Ostrowska Ewa, Reiser Georg
Institut für Neurobiochemie, Otto-von-Guericke-Universität Magdeburg, Medizinische Fakultät, Leipziger Strasse 44, D-39120 Magdeburg, Germany.
Biochem Biophys Res Commun. 2008 Feb 22;366(4):1030-5. doi: 10.1016/j.bbrc.2007.12.064. Epub 2007 Dec 18.

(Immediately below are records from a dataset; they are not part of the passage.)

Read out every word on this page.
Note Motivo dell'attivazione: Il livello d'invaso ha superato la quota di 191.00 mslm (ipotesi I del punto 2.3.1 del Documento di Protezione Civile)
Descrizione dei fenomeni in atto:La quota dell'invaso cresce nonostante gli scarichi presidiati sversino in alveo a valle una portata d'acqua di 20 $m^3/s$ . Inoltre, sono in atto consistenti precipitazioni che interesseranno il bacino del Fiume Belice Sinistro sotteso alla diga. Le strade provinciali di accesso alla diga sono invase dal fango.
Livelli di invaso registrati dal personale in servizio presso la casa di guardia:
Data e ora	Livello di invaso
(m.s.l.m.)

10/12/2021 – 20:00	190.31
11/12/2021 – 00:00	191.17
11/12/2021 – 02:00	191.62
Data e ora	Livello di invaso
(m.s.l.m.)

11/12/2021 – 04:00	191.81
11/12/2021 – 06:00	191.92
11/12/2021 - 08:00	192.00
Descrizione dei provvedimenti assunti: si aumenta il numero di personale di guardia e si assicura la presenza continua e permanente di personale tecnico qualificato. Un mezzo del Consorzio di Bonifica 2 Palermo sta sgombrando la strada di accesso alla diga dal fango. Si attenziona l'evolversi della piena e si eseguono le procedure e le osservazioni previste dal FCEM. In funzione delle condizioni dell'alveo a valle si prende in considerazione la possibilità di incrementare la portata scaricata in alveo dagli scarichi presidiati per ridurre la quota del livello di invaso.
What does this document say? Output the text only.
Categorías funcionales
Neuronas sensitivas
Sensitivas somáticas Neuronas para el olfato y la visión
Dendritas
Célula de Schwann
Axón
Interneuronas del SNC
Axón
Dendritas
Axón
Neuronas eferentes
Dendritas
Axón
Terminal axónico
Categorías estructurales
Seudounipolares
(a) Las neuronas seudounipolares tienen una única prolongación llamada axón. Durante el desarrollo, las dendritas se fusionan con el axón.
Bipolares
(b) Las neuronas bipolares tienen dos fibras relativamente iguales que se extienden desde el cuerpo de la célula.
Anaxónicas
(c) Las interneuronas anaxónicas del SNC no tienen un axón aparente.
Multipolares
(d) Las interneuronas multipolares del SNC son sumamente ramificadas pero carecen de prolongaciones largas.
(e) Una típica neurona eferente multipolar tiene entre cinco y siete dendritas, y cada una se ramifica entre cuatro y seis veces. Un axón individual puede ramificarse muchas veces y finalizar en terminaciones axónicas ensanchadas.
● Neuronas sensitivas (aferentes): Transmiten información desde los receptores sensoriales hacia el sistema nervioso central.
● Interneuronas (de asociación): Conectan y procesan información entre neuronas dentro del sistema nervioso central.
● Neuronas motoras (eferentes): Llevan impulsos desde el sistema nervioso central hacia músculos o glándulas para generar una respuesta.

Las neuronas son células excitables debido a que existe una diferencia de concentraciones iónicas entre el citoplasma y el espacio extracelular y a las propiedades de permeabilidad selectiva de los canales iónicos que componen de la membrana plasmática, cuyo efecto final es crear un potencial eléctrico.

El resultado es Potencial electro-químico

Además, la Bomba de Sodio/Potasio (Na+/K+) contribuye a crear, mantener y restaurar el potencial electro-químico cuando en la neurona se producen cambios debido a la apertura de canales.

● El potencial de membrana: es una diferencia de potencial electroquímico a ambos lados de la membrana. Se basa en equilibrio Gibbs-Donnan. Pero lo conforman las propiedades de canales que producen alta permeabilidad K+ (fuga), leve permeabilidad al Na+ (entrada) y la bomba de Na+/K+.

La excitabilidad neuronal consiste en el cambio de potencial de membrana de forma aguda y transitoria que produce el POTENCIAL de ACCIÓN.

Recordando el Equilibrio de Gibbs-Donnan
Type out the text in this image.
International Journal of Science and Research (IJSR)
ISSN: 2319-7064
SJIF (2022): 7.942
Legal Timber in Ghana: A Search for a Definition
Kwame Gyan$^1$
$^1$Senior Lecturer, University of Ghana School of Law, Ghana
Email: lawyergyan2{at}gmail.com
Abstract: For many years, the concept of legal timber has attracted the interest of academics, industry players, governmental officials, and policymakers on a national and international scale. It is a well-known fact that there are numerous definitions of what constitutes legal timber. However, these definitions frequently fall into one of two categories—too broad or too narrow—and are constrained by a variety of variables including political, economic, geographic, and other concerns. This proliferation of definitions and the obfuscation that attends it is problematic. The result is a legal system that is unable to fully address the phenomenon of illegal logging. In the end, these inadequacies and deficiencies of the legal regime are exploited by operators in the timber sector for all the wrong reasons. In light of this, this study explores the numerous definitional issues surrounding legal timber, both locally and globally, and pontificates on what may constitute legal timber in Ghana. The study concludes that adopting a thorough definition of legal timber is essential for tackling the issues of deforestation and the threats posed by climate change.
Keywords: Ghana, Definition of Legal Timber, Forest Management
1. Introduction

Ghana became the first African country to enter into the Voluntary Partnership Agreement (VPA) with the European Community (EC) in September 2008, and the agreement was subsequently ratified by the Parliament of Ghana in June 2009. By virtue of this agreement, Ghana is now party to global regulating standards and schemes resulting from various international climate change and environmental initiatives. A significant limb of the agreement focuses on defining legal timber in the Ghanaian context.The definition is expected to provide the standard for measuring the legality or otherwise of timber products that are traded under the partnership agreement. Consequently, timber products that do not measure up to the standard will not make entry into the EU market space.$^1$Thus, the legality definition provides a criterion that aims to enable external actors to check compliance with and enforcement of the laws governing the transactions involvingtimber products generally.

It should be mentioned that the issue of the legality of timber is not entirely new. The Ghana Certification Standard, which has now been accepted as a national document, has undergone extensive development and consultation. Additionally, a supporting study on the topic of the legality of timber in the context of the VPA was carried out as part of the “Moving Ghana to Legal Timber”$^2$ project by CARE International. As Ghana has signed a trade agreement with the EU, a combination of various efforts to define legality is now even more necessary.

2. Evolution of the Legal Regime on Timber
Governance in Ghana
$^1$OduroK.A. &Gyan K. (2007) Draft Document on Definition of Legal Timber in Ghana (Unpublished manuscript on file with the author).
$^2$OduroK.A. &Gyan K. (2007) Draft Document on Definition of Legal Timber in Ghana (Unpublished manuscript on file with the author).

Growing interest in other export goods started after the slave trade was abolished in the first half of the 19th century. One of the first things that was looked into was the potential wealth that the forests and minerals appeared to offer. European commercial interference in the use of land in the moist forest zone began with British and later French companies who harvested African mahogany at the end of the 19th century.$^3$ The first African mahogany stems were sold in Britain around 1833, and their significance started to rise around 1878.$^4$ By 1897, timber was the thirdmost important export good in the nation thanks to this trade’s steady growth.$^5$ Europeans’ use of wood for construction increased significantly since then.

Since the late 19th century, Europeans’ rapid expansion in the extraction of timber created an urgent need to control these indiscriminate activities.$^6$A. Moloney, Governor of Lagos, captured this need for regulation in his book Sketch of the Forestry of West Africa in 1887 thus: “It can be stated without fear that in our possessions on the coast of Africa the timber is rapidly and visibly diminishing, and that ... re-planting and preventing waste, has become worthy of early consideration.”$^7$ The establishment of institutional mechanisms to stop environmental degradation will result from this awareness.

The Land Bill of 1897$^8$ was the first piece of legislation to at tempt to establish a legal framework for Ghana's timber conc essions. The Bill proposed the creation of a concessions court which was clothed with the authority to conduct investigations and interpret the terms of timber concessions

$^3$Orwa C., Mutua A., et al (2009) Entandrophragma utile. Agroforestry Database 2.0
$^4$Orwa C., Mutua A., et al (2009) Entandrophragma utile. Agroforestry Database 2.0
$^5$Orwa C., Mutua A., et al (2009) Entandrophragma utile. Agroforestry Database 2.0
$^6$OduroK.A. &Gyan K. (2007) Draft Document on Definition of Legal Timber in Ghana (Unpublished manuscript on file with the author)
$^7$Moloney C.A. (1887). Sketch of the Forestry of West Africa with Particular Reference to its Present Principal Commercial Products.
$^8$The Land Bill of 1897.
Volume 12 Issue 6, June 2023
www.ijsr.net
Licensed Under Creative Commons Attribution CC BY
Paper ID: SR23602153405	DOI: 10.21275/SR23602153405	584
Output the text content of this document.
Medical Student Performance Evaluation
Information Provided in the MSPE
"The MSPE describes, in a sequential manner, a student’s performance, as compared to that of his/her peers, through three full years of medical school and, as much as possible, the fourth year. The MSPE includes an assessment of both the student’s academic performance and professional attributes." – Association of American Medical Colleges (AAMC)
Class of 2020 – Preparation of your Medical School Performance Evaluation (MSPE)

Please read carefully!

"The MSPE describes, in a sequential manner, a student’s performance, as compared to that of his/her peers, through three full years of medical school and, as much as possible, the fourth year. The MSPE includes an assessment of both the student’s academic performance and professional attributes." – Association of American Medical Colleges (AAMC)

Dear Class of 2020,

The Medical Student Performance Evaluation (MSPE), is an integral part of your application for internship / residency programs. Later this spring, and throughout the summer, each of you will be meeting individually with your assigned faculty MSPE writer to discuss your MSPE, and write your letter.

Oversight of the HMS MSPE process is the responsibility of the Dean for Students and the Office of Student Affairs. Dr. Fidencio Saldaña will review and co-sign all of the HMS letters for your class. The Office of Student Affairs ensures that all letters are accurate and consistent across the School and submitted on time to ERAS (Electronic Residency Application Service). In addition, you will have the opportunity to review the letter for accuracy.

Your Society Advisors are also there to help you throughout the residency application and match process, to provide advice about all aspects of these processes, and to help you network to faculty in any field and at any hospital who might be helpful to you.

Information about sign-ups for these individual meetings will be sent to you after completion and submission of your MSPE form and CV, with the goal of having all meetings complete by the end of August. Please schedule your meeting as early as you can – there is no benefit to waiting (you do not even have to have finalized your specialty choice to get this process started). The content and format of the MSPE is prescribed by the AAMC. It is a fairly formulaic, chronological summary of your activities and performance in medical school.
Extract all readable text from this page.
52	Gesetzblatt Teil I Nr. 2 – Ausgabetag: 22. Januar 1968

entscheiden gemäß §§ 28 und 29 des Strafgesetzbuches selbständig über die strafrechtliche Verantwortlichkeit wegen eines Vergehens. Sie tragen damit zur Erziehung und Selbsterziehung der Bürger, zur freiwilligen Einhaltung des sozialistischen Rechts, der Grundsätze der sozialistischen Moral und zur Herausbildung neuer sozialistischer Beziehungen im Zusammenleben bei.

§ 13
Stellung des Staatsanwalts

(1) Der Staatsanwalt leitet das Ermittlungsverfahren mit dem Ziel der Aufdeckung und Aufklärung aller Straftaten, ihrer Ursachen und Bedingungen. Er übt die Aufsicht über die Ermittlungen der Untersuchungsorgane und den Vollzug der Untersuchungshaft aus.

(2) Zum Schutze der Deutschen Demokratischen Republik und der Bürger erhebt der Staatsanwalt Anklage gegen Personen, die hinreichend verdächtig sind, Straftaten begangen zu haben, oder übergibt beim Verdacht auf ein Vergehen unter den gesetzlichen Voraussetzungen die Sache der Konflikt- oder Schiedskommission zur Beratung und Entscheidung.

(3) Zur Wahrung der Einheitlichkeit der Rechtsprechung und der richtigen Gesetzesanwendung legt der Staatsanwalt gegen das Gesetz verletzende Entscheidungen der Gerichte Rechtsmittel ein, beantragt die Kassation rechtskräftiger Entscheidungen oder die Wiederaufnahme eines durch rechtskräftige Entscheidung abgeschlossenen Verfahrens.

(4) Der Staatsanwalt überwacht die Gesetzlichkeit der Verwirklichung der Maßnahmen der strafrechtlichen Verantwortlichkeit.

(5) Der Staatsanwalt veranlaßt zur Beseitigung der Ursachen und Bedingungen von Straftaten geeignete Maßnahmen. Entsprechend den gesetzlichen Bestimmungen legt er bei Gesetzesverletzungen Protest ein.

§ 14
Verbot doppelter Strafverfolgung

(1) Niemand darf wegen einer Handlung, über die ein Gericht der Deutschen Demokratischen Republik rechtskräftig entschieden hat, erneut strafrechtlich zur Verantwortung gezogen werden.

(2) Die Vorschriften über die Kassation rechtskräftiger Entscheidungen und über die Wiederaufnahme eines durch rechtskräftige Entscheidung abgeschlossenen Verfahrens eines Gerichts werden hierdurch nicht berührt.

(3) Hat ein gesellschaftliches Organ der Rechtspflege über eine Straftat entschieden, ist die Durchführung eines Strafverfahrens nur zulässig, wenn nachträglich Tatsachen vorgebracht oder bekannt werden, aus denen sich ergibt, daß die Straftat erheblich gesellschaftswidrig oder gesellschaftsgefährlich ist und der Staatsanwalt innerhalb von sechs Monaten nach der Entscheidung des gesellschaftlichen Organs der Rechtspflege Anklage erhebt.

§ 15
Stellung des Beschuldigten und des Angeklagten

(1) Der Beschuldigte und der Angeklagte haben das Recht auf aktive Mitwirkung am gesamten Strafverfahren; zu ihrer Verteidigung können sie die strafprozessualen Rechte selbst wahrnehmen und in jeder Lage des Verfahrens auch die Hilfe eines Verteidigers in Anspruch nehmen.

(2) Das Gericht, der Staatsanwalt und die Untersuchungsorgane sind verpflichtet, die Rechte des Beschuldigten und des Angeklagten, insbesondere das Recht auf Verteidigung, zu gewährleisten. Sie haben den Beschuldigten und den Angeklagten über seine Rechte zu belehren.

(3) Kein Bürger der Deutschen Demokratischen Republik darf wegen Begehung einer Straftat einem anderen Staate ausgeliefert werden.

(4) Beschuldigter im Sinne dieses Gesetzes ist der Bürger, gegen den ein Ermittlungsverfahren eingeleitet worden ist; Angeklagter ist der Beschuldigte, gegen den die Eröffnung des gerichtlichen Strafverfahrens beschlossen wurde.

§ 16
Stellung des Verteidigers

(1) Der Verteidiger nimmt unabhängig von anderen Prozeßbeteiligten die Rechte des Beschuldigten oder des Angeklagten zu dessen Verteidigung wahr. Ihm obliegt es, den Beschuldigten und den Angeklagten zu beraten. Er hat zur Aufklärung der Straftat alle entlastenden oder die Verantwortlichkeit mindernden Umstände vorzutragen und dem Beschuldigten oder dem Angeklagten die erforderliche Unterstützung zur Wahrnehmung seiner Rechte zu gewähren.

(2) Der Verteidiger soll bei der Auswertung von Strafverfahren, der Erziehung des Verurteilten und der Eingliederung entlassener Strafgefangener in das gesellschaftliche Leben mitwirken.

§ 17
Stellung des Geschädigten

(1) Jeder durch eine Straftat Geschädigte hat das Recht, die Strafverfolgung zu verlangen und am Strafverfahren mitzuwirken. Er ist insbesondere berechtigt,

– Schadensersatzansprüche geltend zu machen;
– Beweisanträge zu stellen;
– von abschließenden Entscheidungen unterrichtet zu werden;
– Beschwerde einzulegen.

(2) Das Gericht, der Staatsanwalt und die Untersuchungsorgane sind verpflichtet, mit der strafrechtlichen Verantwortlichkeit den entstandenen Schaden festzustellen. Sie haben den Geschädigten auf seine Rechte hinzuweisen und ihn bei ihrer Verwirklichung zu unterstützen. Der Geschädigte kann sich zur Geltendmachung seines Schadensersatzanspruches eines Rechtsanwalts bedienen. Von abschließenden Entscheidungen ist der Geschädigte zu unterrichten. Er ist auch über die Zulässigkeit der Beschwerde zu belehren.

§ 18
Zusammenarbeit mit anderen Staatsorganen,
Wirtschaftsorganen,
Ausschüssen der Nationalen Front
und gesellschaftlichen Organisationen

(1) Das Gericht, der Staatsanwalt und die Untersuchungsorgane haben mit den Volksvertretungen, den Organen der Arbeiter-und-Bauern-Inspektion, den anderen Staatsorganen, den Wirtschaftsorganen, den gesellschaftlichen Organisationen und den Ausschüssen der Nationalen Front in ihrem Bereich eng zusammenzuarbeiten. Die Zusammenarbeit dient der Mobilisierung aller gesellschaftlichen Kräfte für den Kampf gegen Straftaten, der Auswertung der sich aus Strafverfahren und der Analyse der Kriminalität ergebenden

The mechanism underlying protease-activated receptor (PAR)-activation and subsequent interleukin (IL)-8 production in airway epithelial cells is not yet understood. In this study we investigated the role of mitogen-activated protein kinases (MAPKs) in A549 airway epithelial cells. We studied the consequence of activation of PARs with simultaneous exposure to LPS. Thrombin, PAR-2-activating peptide and LPS, were tested alone and in combination. They induced significant synthesis of IL-8. However, only activation of PAR triggered phosphorylation of ERK1/2 and JNK. The application of the inhibitors of these two MAPKs resulted in reduction of IL-8 production. Thus, activation of PARs but not stimulation with LPS leads to ERK1/2 and JNK-mediated production of IL-8.
蛋白酶激活受体(PAR)激活及随后气道上皮细胞中白细胞介素(IL)-8产生的潜在机制尚不清楚。在本研究中,我们调查了丝裂原活化蛋白激酶(MAPK)在A549气道上皮细胞中的作用。我们研究了PARs激活同时暴露于脂多糖(LPS)的后果。单独及联合测试了凝血酶、PAR-2激活肽和LPS。它们诱导了IL-8的显著合成。然而,只有PAR的激活触发了细胞外信号调节激酶1/2(ERK1/2)和应激活化蛋白激酶(JNK)的磷酸化。这两种MAPK抑制剂的应用导致IL-8产生减少。因此,PARs的激活而非LPS刺激导致ERK1/2和JNK介导的IL-8产生。